The tea. The crone. Her gnarled, magical hands.

The witch had tried to kill me.

She drugged me, knocked me unconscious, and then left me in the forest for dead. She surely expected the forest’s wandering beasts to finish me off.

Luckily, I wasn’t that fragile.

I was going to kill that evil woman. I was going to kill her and flee with my wife in tow.

When my stomach finally ceased its roiling, I pushed onto my feet. The forest swung wildly around me, and I braced myself against the trunk of a tree for long minutes before my surroundings solidified again. Cold air was a balm to my lungs, and I sucked it down greedily.

I could scarcely glimpse the sight of the twin moons between sparse, gnarled branches.

Something poked at the back of my mind. It stung like a bee, hot and insistent, pricking at my awareness.

A memory.

I fell to my knees as it overtook me.

“What are you doing, brother?” a light, melodic voice asked. It bubbled with mirth.

I drifted through the trees, carried on a breeze, lighter than air itself. My fingers drifted over scratchy tree trunks, crushed dried leaves, left them as dust in my wake. The shadows were my safety, my home, and in the shade of the tree trunks I stayed. It was a game to avoid the sunlight.

I always won this game.

I was on the other end of the forest in the blink of an eye. “Catch me, sister!” I shouted.
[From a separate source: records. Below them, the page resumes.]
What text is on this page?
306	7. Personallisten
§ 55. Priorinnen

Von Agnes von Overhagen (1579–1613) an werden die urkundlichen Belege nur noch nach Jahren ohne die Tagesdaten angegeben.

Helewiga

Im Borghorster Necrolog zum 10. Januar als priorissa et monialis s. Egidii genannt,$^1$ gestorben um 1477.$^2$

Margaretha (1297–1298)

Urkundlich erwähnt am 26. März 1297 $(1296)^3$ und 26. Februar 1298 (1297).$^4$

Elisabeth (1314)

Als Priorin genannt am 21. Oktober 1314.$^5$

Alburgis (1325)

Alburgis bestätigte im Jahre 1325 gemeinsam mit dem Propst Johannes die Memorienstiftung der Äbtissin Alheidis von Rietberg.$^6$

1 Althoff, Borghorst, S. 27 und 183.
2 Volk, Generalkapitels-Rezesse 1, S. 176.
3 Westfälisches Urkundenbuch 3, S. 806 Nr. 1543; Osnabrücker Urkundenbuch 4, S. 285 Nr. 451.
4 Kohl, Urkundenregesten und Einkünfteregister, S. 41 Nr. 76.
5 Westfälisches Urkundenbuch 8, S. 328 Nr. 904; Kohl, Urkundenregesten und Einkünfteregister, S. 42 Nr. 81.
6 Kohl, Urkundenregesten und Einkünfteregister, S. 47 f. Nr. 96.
I could hardly see the girl, so far away.

“That’s no fair!” she complained. “You’re cheating.”

“Using the tools the fates granted us is not cheating, sprout. It is simply being smart.”

“We are not to play around with the talents. You’re going to get in trouble.”

“If we do not play, we will not learn—and the mortals will suffer.”

My brain threatened to burst.

I fisted my hair with both hands, tugging at the roots to relieve the pressure.

All at once, the memory released me—I was back in the depths of Moonvale’s forest.

I exhaled all the air in my lungs, deflating entirely. I was empty. Exhausted.

But I had a memory. A real one, even if it was short. It actually made sense.

My memories were coming back.

Maybe the crone would get to live, after all.